Notre nouvelle trousse à outils financée par la FCI nous permettra de concevoir des composants aussi miniatures que 10 nm, soit 10 000 fois moins que l’épaisseur d’un cheveu, mais aussi d’empiler des couches ultraminces de matériaux semiconducteurs perfectionnés pour améliorer la fonctionnalité de nos systèmes de télécommunications, entre autres choses.

Grâce à cette miniaturisation, nous pourrons également canaliser la puissance de la mécanique quantique, la branche de la physique qui nous a donné le laser, le transistor électronique et l’ordinateur portable.
 

Portrait de Karin Hinzer dans son laboratoire de photonique

Karin Hinzer dans le Solar Cells and Nanostructured Devices Laboratory (SUNLab), situé dans le Centre de recherche en photonique de l'Université d'Ottawa.

Quelles pourraient être les retombées de ces travaux? Comment pourraient-ils changer la vie des gens?

Les composants photoniques sont partout : télécommunications, cybersécurité, diagnostics et appareils médicaux, transport autonome, énergie, essais environnementaux… Ils sont essentiels à notre productivité et à notre qualité de vie!

La recherche que nous pourrons faire avec cet équipement aura de nombreuses applications. Portant sur la miniaturisation, elle contribuera à :

  • la disponibilité de l’information (satellite, fibre optique et télécommunication sans fil);
  • l’amélioration et l’accessibilité des soins de santé (tests rapides, diagnostics, traitements et implants);
  • la sécurité et l’efficacité des transports (véhicules autonomes équipés de systèmes de vision et de lidars);
  • la sécurité des communications et la cybersécurité (appareils et ordinateurs quantiques);
  • l’atténuation des changements climatiques (a réduction de l’empreinte carbone d’appareils et mise en œuvre de technologies carboneutres).

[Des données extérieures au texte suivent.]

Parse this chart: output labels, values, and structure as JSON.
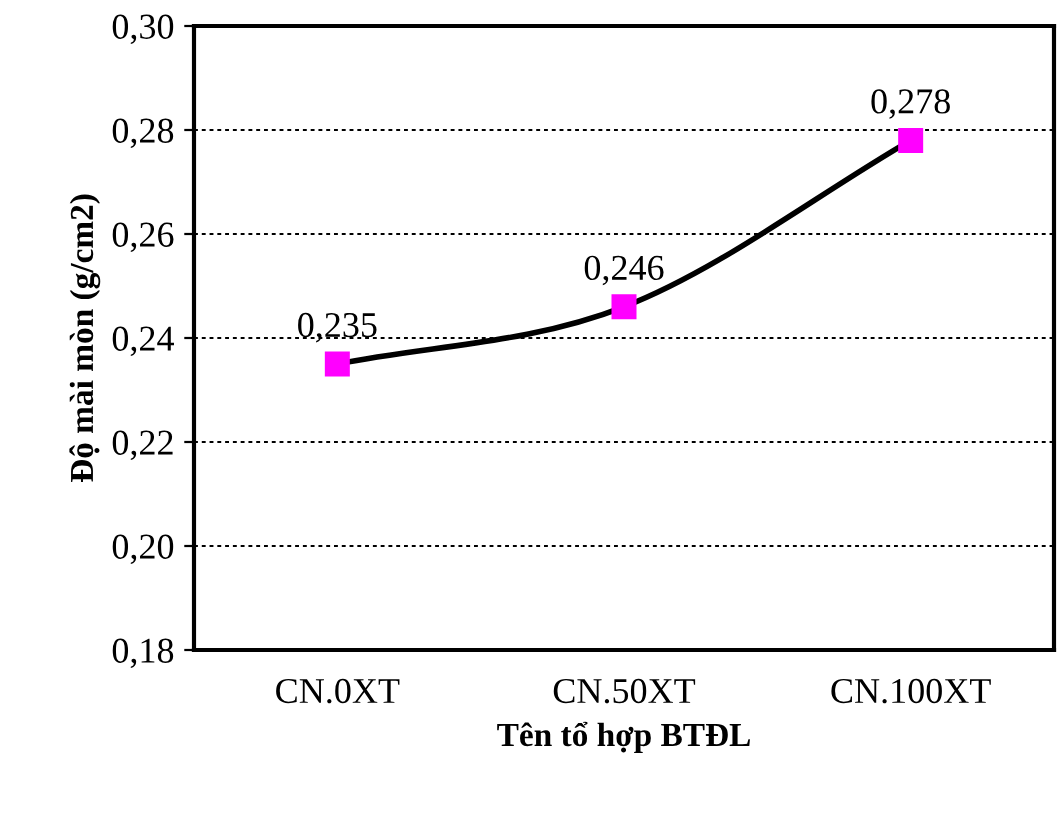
{
  "chart_data": {
    "type": "line",
    "xlabel": "Tên tổ hợp BTĐL",
    "ylabel": "Độ mài mòn (g/cm2)",
    "categories": [
      "CN.0XT",
      "CN.50XT",
      "CN.100XT"
    ],
    "series": [
      {
        "color": "#ff00ff",
        "values": [
          0.235,
          0.246,
          0.278
        ],
        "value_labels": [
          "0,235",
          "0,246",
          "0,278"
        ]
      }
    ],
    "ylim": [
      0.18,
      0.3
    ],
    "yticks": [
      {
        "value": 0.18,
        "label": "0,18"
      },
      {
        "value": 0.2,
        "label": "0,20"
      },
      {
        "value": 0.22,
        "label": "0,22"
      },
      {
        "value": 0.24,
        "label": "0,24"
      },
      {
        "value": 0.26,
        "label": "0,26"
      },
      {
        "value": 0.28,
        "label": "0,28"
      },
      {
        "value": 0.3,
        "label": "0,30"
      }
    ],
    "grid": "y",
    "marker": "square",
    "line_style": "solid",
    "legend": false
  }
}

Nos travaux visent également à améliorer les procédés de fabrication de matériaux de photonique de pointe. L’innovation des matériaux et des techniques de fabrication nous permettra de générer et de manipuler la lumière de manière inédite. La commercialisation de ces fonctions avancées dépend essentiellement de la possibilité de fabriquer des composants à grande échelle pour réduire les coûts, ce qui repose principalement sur les procédés de fabrication. Ainsi, pour que ces technologies soient accessibles et abordables, il faut de nouveaux matériaux et de nouvelles méthodes.
 

Y a-t-il une application ou un secteur où vous avez particulièrement hâte de voir vos travaux de miniaturisation et d’intégration utilisés?

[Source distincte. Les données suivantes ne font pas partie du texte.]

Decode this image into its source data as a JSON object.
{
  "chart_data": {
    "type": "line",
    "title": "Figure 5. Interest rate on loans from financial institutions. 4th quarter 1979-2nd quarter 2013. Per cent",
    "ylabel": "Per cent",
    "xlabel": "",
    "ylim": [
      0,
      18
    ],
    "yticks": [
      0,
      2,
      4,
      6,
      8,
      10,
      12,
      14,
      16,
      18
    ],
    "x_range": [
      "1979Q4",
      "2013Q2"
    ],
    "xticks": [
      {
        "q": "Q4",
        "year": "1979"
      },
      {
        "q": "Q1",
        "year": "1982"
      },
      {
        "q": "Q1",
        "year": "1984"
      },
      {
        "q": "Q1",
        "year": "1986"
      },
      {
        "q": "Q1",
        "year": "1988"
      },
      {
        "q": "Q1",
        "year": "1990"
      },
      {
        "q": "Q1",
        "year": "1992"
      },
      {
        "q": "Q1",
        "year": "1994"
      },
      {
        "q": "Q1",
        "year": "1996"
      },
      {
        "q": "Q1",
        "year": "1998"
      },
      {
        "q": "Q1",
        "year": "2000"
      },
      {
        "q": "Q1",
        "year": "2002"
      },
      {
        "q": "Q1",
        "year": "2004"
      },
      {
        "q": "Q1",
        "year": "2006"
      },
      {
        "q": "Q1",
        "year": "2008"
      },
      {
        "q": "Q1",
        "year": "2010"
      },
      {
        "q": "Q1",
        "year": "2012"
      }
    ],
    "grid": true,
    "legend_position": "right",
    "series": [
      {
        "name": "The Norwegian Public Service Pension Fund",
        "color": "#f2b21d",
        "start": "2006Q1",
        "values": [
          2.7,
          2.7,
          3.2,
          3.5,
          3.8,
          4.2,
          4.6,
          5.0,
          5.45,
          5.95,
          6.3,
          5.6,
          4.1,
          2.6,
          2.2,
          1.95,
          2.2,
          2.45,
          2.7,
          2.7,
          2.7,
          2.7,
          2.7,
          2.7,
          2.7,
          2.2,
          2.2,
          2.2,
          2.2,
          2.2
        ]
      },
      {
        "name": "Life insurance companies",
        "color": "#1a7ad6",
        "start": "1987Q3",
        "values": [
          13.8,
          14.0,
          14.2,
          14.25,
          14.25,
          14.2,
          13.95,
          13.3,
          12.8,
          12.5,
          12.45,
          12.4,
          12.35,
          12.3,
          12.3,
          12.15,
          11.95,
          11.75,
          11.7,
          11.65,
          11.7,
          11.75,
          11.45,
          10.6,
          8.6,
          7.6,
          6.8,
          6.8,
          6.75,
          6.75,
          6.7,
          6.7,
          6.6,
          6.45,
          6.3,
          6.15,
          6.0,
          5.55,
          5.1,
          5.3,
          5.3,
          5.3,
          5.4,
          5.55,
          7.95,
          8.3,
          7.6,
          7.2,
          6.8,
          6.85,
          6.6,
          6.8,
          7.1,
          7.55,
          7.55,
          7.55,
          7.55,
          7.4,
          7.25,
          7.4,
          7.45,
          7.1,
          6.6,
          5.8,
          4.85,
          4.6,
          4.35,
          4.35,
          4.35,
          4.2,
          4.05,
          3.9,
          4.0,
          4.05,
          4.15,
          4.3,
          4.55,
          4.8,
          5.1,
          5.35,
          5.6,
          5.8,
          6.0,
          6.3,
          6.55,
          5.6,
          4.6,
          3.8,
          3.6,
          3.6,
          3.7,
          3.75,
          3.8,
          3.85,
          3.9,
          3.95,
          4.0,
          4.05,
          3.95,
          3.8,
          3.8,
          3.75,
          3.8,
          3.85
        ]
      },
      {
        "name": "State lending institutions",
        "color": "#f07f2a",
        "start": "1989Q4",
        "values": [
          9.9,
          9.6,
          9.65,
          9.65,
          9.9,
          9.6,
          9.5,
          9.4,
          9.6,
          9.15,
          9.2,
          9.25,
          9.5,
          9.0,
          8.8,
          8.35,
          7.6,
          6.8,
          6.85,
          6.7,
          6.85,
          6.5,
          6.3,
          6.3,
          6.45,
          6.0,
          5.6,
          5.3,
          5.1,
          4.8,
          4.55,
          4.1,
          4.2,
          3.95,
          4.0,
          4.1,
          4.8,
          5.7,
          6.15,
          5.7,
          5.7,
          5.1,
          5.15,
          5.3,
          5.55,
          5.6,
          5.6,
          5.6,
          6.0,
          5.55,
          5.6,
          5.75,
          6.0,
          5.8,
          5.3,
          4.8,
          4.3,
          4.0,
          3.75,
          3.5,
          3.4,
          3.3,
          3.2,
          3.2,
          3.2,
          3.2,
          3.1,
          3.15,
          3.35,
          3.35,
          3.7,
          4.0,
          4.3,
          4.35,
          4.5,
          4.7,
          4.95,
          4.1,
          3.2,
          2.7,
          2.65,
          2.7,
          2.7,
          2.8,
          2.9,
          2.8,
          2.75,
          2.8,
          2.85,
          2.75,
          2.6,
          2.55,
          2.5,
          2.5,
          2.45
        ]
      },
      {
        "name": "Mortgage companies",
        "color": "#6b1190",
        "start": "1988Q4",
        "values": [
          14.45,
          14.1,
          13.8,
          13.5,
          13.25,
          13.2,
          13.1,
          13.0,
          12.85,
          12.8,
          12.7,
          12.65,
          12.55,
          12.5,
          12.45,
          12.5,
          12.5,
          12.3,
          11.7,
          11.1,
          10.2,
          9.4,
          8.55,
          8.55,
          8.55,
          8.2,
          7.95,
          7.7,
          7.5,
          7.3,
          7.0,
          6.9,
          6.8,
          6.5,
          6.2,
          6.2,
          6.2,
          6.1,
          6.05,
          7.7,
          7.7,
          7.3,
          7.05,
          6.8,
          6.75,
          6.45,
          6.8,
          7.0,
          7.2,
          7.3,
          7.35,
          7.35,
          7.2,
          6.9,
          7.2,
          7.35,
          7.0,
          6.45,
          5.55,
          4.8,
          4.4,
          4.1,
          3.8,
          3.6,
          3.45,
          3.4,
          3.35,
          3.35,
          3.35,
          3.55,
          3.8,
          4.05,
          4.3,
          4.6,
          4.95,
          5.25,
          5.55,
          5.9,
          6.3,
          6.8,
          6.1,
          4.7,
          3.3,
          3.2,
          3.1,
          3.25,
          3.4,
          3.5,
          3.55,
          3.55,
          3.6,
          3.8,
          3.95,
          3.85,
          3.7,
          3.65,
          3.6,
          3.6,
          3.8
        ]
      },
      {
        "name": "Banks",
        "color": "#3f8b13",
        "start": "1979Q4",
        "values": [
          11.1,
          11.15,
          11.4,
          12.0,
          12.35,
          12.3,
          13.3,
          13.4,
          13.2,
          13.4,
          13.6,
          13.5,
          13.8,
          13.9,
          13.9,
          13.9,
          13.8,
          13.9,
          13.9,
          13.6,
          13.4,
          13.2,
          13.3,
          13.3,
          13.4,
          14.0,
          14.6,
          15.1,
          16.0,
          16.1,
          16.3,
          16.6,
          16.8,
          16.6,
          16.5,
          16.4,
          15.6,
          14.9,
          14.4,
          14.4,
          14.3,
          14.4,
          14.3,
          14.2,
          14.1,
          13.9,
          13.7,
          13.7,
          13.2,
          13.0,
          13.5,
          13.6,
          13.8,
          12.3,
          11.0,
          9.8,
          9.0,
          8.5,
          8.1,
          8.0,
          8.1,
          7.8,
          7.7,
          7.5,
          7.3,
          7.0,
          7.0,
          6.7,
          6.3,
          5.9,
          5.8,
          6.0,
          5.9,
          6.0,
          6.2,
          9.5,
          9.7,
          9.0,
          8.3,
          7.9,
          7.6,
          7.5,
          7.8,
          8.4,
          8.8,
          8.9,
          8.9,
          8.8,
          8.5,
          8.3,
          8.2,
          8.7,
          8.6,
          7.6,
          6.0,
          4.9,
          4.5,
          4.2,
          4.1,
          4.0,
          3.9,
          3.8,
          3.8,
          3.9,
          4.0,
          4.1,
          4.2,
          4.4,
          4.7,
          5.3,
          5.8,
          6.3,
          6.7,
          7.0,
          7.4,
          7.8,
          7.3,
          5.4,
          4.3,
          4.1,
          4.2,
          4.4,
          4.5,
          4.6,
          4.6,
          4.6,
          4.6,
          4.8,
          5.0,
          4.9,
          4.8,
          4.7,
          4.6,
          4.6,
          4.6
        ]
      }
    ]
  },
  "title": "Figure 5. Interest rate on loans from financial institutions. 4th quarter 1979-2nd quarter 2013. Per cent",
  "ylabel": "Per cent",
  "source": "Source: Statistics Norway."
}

[KH] : J’ai hâte de pouvoir travailler sur la prochaine génération de technologies carboneutres à l’énergie photovoltaïque (la conversion de lumière en électricité avec des matériaux semiconducteurs) pour générer de l’électricité et de l’hydrogène vert.

[PB] : Je suis quant à moi emballé par la perspective d’intégrer des matériaux semiconducteurs à des nanostructures, un procédé qui pourrait mener à l’utilisation de technologies comme des nanolasers et des nanomodulateurs dans les télécommunications de prochaine génération ainsi que de minuscules biocapteurs implantables.
 



Voici d’autres membres de notre équipe à Ottawa : Hanan Anis, à la tête d’un programme emballant en biophotonique; Ksenia Dolgaleva, à la fine pointe de l’optique non linéaire aux ondes térahertz; Robert Boyd, titulaire de la Chaire d’excellence en recherche du Canada sur l’optique non linéaire quantique et chef de file mondial en optique non linéaire; Paul Corkum, fondateur de la science de l’attoseconde et directeur d’un des groupes les plus renommés en lasers ultrarapides; Pavel Cheben, chef de file mondial en photonique sur silicium et en nanophotonique sub-longueur d’onde; et Tony SpringThorpe, chef de file mondial en épitaxie III-V, concepteur et constructeur d’un des premiers systèmes de croissance épitaxiale au Canada.